Our team has spent years perfecting our training pipelines, but now latency is our biggest headache. It feels like the industry is hitting diminishing returns on pre-training scaling laws. Are other MLOps professionals seeing a shift where the "production" side of machine learning is now more complex and vital than the actual model development?
3 answers
We transitioned our focus to inference optimization about a year ago. The reality is that training happens in a controlled, batch-oriented environment, but inference has to survive the "wild" with unpredictable traffic and strict P99 latency requirements. We’ve found that techniques like quantization and KV caching are now more critical for our bottom line than finding a slightly better learning rate. The industry is moving from "how do we teach it" to "how do we serve it at scale" without going bankrupt on GPU costs.
Are you finding that specific hardware, like NPUs or custom ASICs, is making a bigger difference than software-level optimizations?
Definitely. Training is the prep work, but inference is the actual game day where performance counts for the business.

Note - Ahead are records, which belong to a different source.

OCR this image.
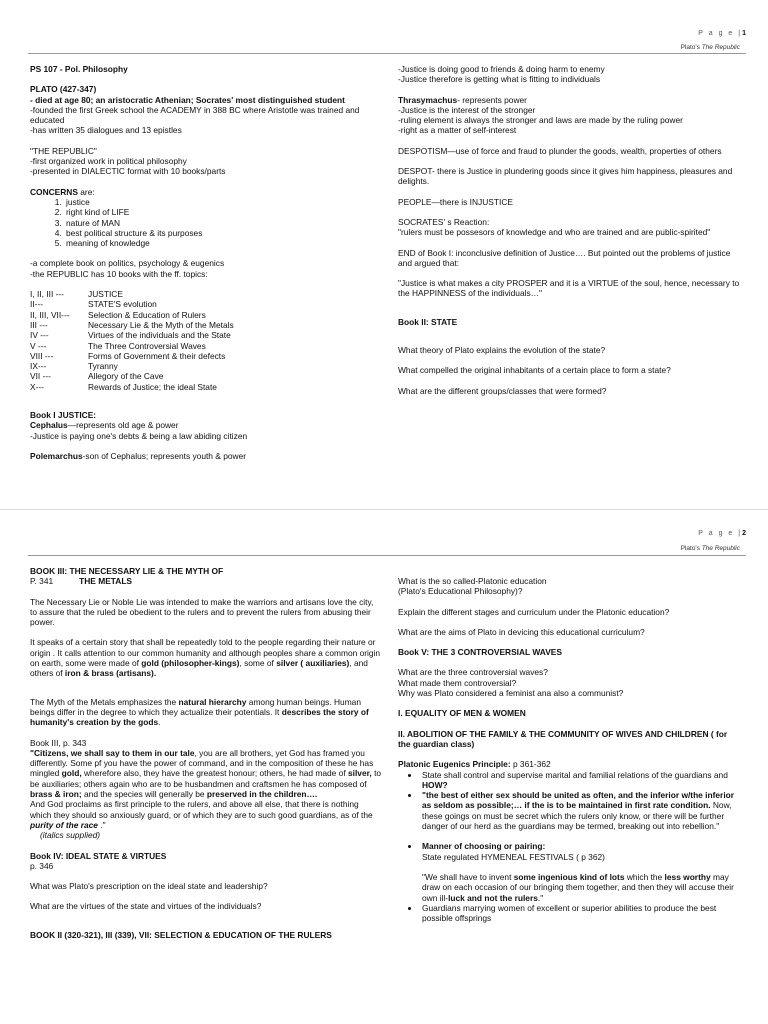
P a g e |1
Plato's The Republic

PS 107 - Pol. Philosophy

PLATO (427-347)

- died at age 80; an aristocratic Athenian; Socrates' most distinguished student

-founded the first Greek school the ACADEMY in 388 BC where Aristotle was trained and educated

-has written 35 dialogues and 13 epistles

"THE REPUBLIC"

-first organized work in political philosophy

-presented in DIALECTIC format with 10 books/parts

CONCERNS are:

1. justice
2. right kind of LIFE
3. nature of MAN
4. best political structure & its purposes
5. meaning of knowledge

-a complete book on politics, psychology & eugenics

-the REPUBLIC has 10 books with the ff. topics:

I, II, III ---	JUSTICE
II---	STATE'S evolution
II, III, VII---	Selection & Education of Rulers
III ---	Necessary Lie & the Myth of the Metals
IV ---	Virtues of the individuals and the State
V ---	The Three Controversial Waves
VIII ---	Forms of Government & their defects
IX---	Tyranny
VII ---	Allegory of the Cave
X---	Rewards of Justice; the ideal State

Book I JUSTICE:

Cephalus—represents old age & power

-Justice is paying one's debts & being a law abiding citizen

Polemarchus-son of Cephalus; represents youth & power

-Justice is doing good to friends & doing harm to enemy

-Justice therefore is getting what is fitting to individuals

Thrasymachus- represents power

-Justice is the interest of the stronger

-ruling element is always the stronger and laws are made by the ruling power

-right as a matter of self-interest

DESPOTISM—use of force and fraud to plunder the goods, wealth, properties of others

DESPOT- there is Justice in plundering goods since it gives him happiness, pleasures and delights.

PEOPLE—there is INJUSTICE

SOCRATES' s Reaction:

"rulers must be possesors of knowledge and who are trained and are public-spirited"

END of Book I: inconclusive definition of Justice…. But pointed out the problems of justice and argued that:

"Justice is what makes a city PROSPER and it is a VIRTUE of the soul, hence, necessary to the HAPPINNESS of the individuals…"

Book II: STATE

What theory of Plato explains the evolution of the state?

What compelled the original inhabitants of a certain place to form a state?

What are the different groups/classes that were formed?

P a g e |2
Plato's The Republic

BOOK III: THE NECESSARY LIE & THE MYTH OF

P. 341	THE METALS

The Necessary Lie or Noble Lie was intended to make the warriors and artisans love the city, to assure that the ruled be obedient to the rulers and to prevent the rulers from abusing their power.

It speaks of a certain story that shall be repeatedly told to the people regarding their nature or origin . It calls attention to our common humanity and although peoples share a common origin on earth, some were made of gold (philosopher-kings), some of silver ( auxiliaries), and others of iron & brass (artisans).

The Myth of the Metals emphasizes the natural hierarchy among human beings. Human beings differ in the degree to which they actualize their potentials. It describes the story of humanity's creation by the gods.

Book III, p. 343

"Citizens, we shall say to them in our tale, you are all brothers, yet God has framed you differently. Some pf you have the power of command, and in the composition of these he has mingled gold, wherefore also, they have the greatest honour; others, he had made of silver, to be auxiliaries; others again who are to be husbandmen and craftsmen he has composed of brass & iron; and the species will generally be preserved in the children….

And God proclaims as first principle to the rulers, and above all else, that there is nothing which they should so anxiously guard, or of which they are to such good guardians, as of the purity of the race ."

(italics supplied)

Book IV: IDEAL STATE & VIRTUES

p. 346

What was Plato's prescription on the ideal state and leadership?

What are the virtues of the state and virtues of the individuals?

BOOK II (320-321), III (339), VII: SELECTION & EDUCATION OF THE RULERS

What is the so called-Platonic education

(Plato's Educational Philosophy)?

Explain the different stages and curriculum under the Platonic education?

What are the aims of Plato in devicing this educational curriculum?

Book V: THE 3 CONTROVERSIAL WAVES

What are the three controversial waves?

What made them controversial?

Why was Plato considered a feminist ana also a communist?

I. EQUALITY OF MEN & WOMEN

II. ABOLITION OF THE FAMILY & THE COMMUNITY OF WIVES AND CHILDREN ( for the guardian class)

Platonic Eugenics Principle: p 361-362

• State shall control and supervise marital and familial relations of the guardians and HOW?
• "the best of either sex should be united as often, and the inferior w/the inferior as seldom as possible;… if the is to be maintained in first rate condition. Now, these goings on must be secret which the rulers only know, or there will be further danger of our herd as the guardians may be termed, breaking out into rebellion."
• Manner of choosing or pairing:
State regulated HYMENEAL FESTIVALS ( p 362)
"We shall have to invent some ingenious kind of lots which the less worthy may draw on each occasion of our bringing them together, and then they will accuse their own ill-luck and not the rulers."
• Guardians marrying women of excellent or superior abilities to produce the best possible offsprings
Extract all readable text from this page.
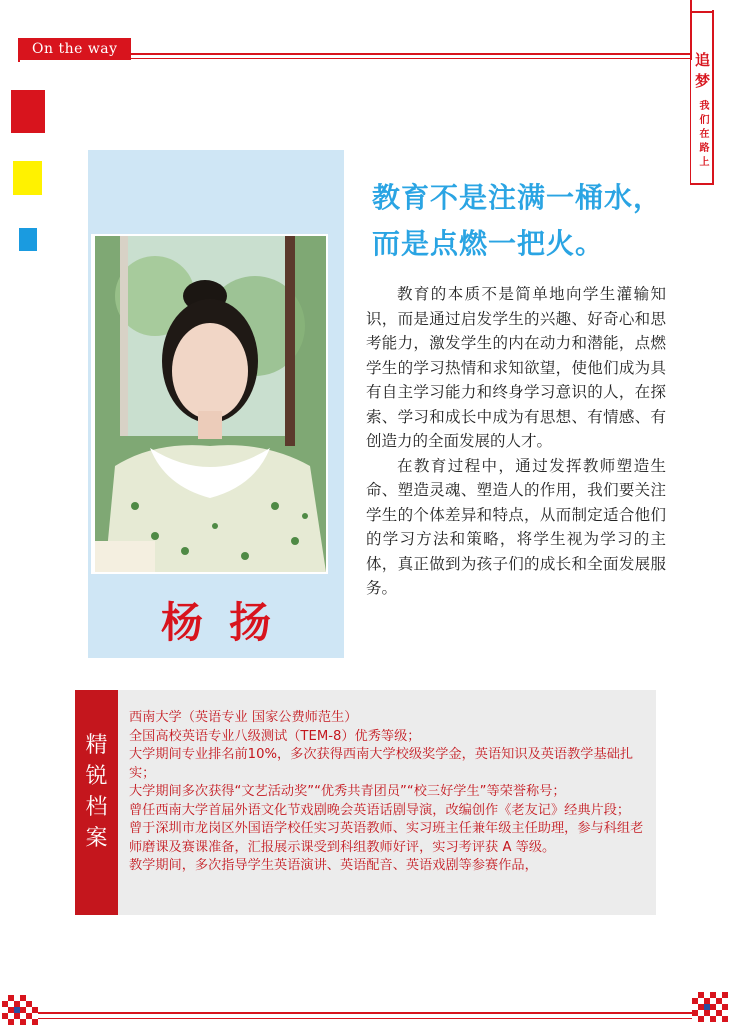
On the way
追梦
我们在路上
杨扬
教育不是注满一桶水，
而是点燃一把火。

教育的本质不是简单地向学生灌输知识，而是通过启发学生的兴趣、好奇心和思考能力，激发学生的内在动力和潜能，点燃学生的学习热情和求知欲望，使他们成为具有自主学习能力和终身学习意识的人，在探索、学习和成长中成为有思想、有情感、有创造力的全面发展的人才。

在教育过程中，通过发挥教师塑造生命、塑造灵魂、塑造人的作用，我们要关注学生的个体差异和特点，从而制定适合他们的学习方法和策略，将学生视为学习的主体，真正做到为孩子们的成长和全面发展服务。

精
锐
档
案
西南大学（英语专业 国家公费师范生）
全国高校英语专业八级测试（TEM-8）优秀等级；
大学期间专业排名前10%，多次获得西南大学校级奖学金，英语知识及英语教学基础扎实；
大学期间多次获得“文艺活动奖”“优秀共青团员”“校三好学生”等荣誉称号；
曾任西南大学首届外语文化节戏剧晚会英语话剧导演，改编创作《老友记》经典片段；
曾于深圳市龙岗区外国语学校任实习英语教师、实习班主任兼年级主任助理，参与科组老师磨课及赛课准备，汇报展示课受到科组教师好评，实习考评获 A 等级。
教学期间，多次指导学生英语演讲、英语配音、英语戏剧等参赛作品，
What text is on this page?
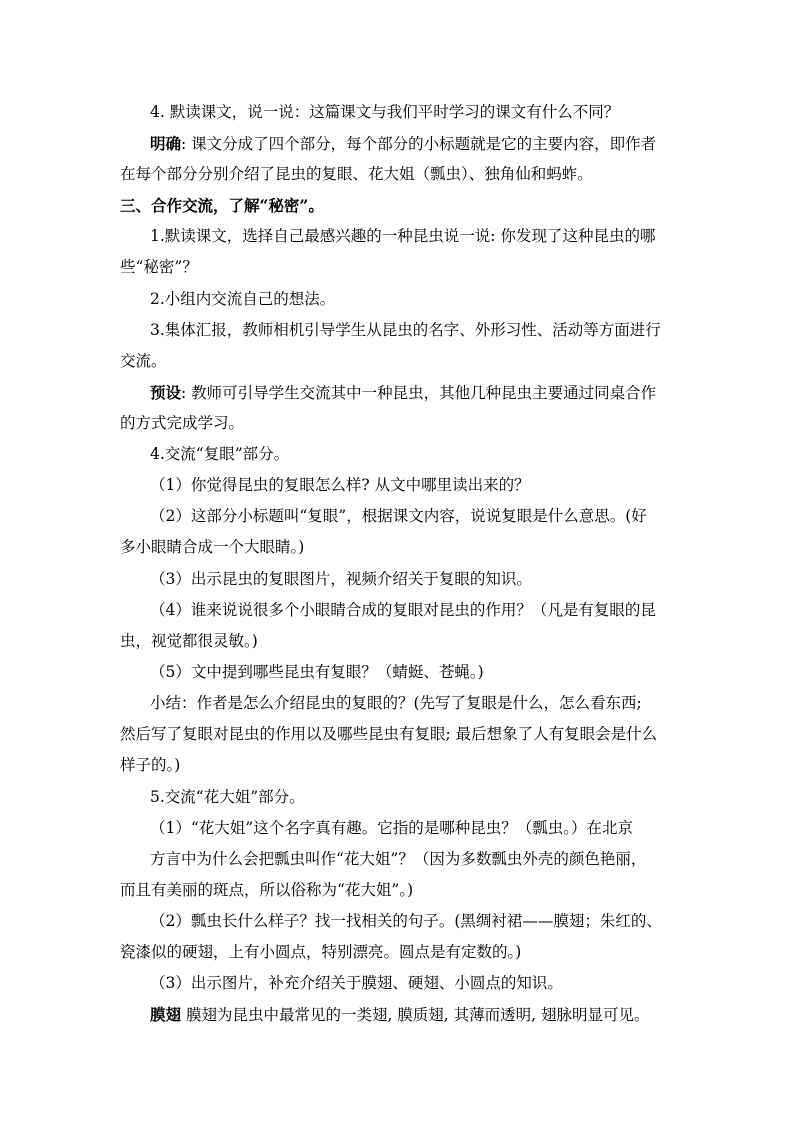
4. 默读课文，说一说：这篇课文与我们平时学习的课文有什么不同？
明确: 课文分成了四个部分，每个部分的小标题就是它的主要内容，即作者
在每个部分分别介绍了昆虫的复眼、花大姐（瓢虫）、独角仙和蚂蚱。
三、合作交流，了解“秘密”。
1.默读课文，选择自己最感兴趣的一种昆虫说一说: 你发现了这种昆虫的哪
些“秘密”？
2.小组内交流自己的想法。
3.集体汇报，教师相机引导学生从昆虫的名字、外形习性、活动等方面进行
交流。
预设: 教师可引导学生交流其中一种昆虫，其他几种昆虫主要通过同桌合作
的方式完成学习。
4.交流“复眼”部分。
（1）你觉得昆虫的复眼怎么样? 从文中哪里读出来的？
（2）这部分小标题叫“复眼”，根据课文内容，说说复眼是什么意思。(好
多小眼睛合成一个大眼睛。)
（3）出示昆虫的复眼图片，视频介绍关于复眼的知识。
（4）谁来说说很多个小眼睛合成的复眼对昆虫的作用？（凡是有复眼的昆
虫，视觉都很灵敏。)
（5）文中提到哪些昆虫有复眼？（蜻蜓、苍蝇。)
小结：作者是怎么介绍昆虫的复眼的？(先写了复眼是什么，怎么看东西;
然后写了复眼对昆虫的作用以及哪些昆虫有复眼; 最后想象了人有复眼会是什么
样子的。)
5.交流“花大姐”部分。
（1）“花大姐”这个名字真有趣。它指的是哪种昆虫？（瓢虫。）在北京
方言中为什么会把瓢虫叫作“花大姐”？（因为多数瓢虫外壳的颜色艳丽，
而且有美丽的斑点，所以俗称为“花大姐”。)
（2）瓢虫长什么样子？找一找相关的句子。(黑绸衬裙——膜翅；朱红的、
瓷漆似的硬翅，上有小圆点，特别漂亮。圆点是有定数的。)
（3）出示图片，补充介绍关于膜翅、硬翅、小圆点的知识。
膜翅 膜翅为昆虫中最常见的一类翅, 膜质翅, 其薄而透明, 翅脉明显可见。
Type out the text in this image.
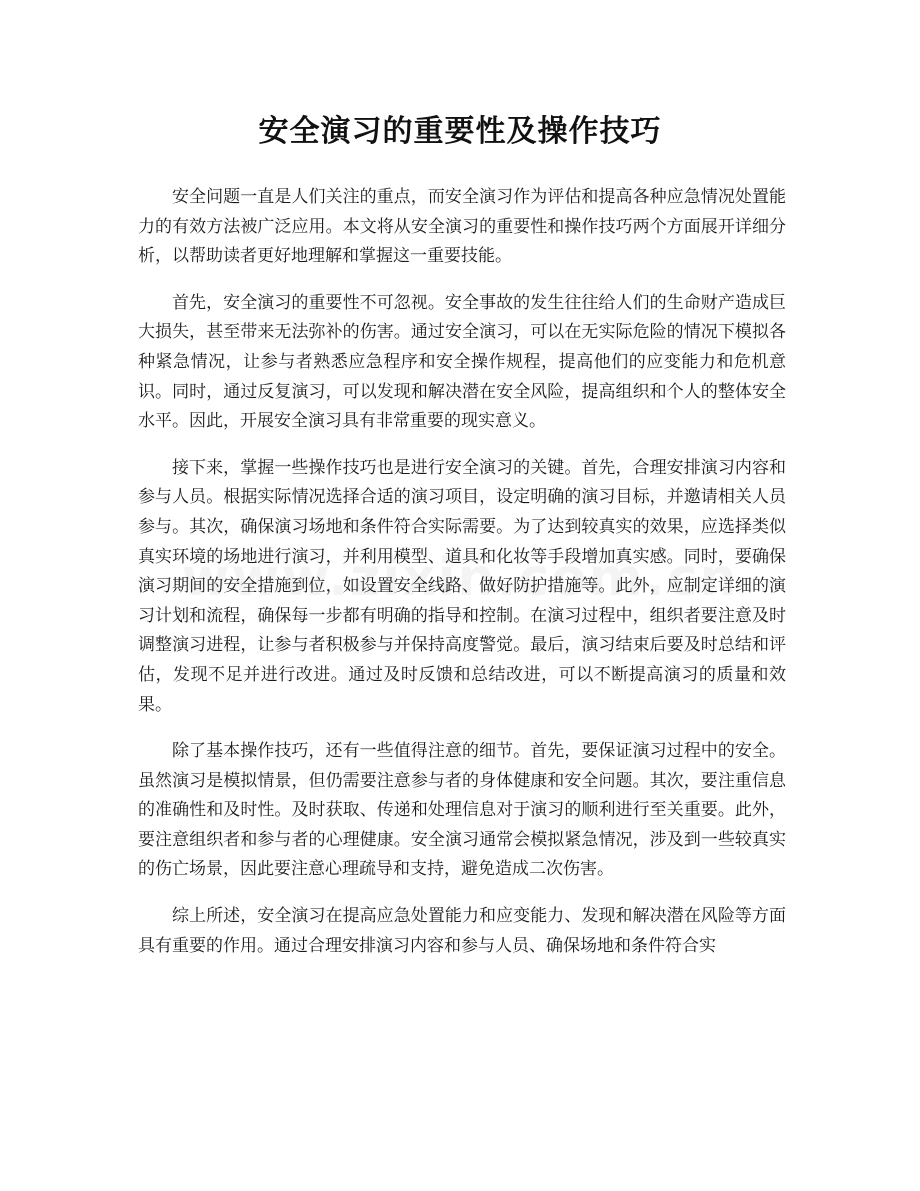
安全演习的重要性及操作技巧

安全问题一直是人们关注的重点，而安全演习作为评估和提高各种应急情况处置能力的有效方法被广泛应用。本文将从安全演习的重要性和操作技巧两个方面展开详细分析，以帮助读者更好地理解和掌握这一重要技能。

首先，安全演习的重要性不可忽视。安全事故的发生往往给人们的生命财产造成巨大损失，甚至带来无法弥补的伤害。通过安全演习，可以在无实际危险的情况下模拟各种紧急情况，让参与者熟悉应急程序和安全操作规程，提高他们的应变能力和危机意识。同时，通过反复演习，可以发现和解决潜在安全风险，提高组织和个人的整体安全水平。因此，开展安全演习具有非常重要的现实意义。

接下来，掌握一些操作技巧也是进行安全演习的关键。首先，合理安排演习内容和参与人员。根据实际情况选择合适的演习项目，设定明确的演习目标，并邀请相关人员参与。其次，确保演习场地和条件符合实际需要。为了达到较真实的效果，应选择类似真实环境的场地进行演习，并利用模型、道具和化妆等手段增加真实感。同时，要确保演习期间的安全措施到位，如设置安全线路、做好防护措施等。此外，应制定详细的演习计划和流程，确保每一步都有明确的指导和控制。在演习过程中，组织者要注意及时调整演习进程，让参与者积极参与并保持高度警觉。最后，演习结束后要及时总结和评估，发现不足并进行改进。通过及时反馈和总结改进，可以不断提高演习的质量和效果。

除了基本操作技巧，还有一些值得注意的细节。首先，要保证演习过程中的安全。虽然演习是模拟情景，但仍需要注意参与者的身体健康和安全问题。其次，要注重信息的准确性和及时性。及时获取、传递和处理信息对于演习的顺利进行至关重要。此外，要注意组织者和参与者的心理健康。安全演习通常会模拟紧急情况，涉及到一些较真实的伤亡场景，因此要注意心理疏导和支持，避免造成二次伤害。

综上所述，安全演习在提高应急处置能力和应变能力、发现和解决潜在风险等方面具有重要的作用。通过合理安排演习内容和参与人员、确保场地和条件符合实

Exactly, and with more companies using pre-trained models, the competitive advantage is moving to who can run them most efficiently.
Hardware is huge, Brandon, but software optimizations like speculative decoding are currently the real game-changers for LLMs. They allow us to get much higher throughput on existing hardware, which is vital since the demand for real-time tokens is growing exponentially compared to our training schedules.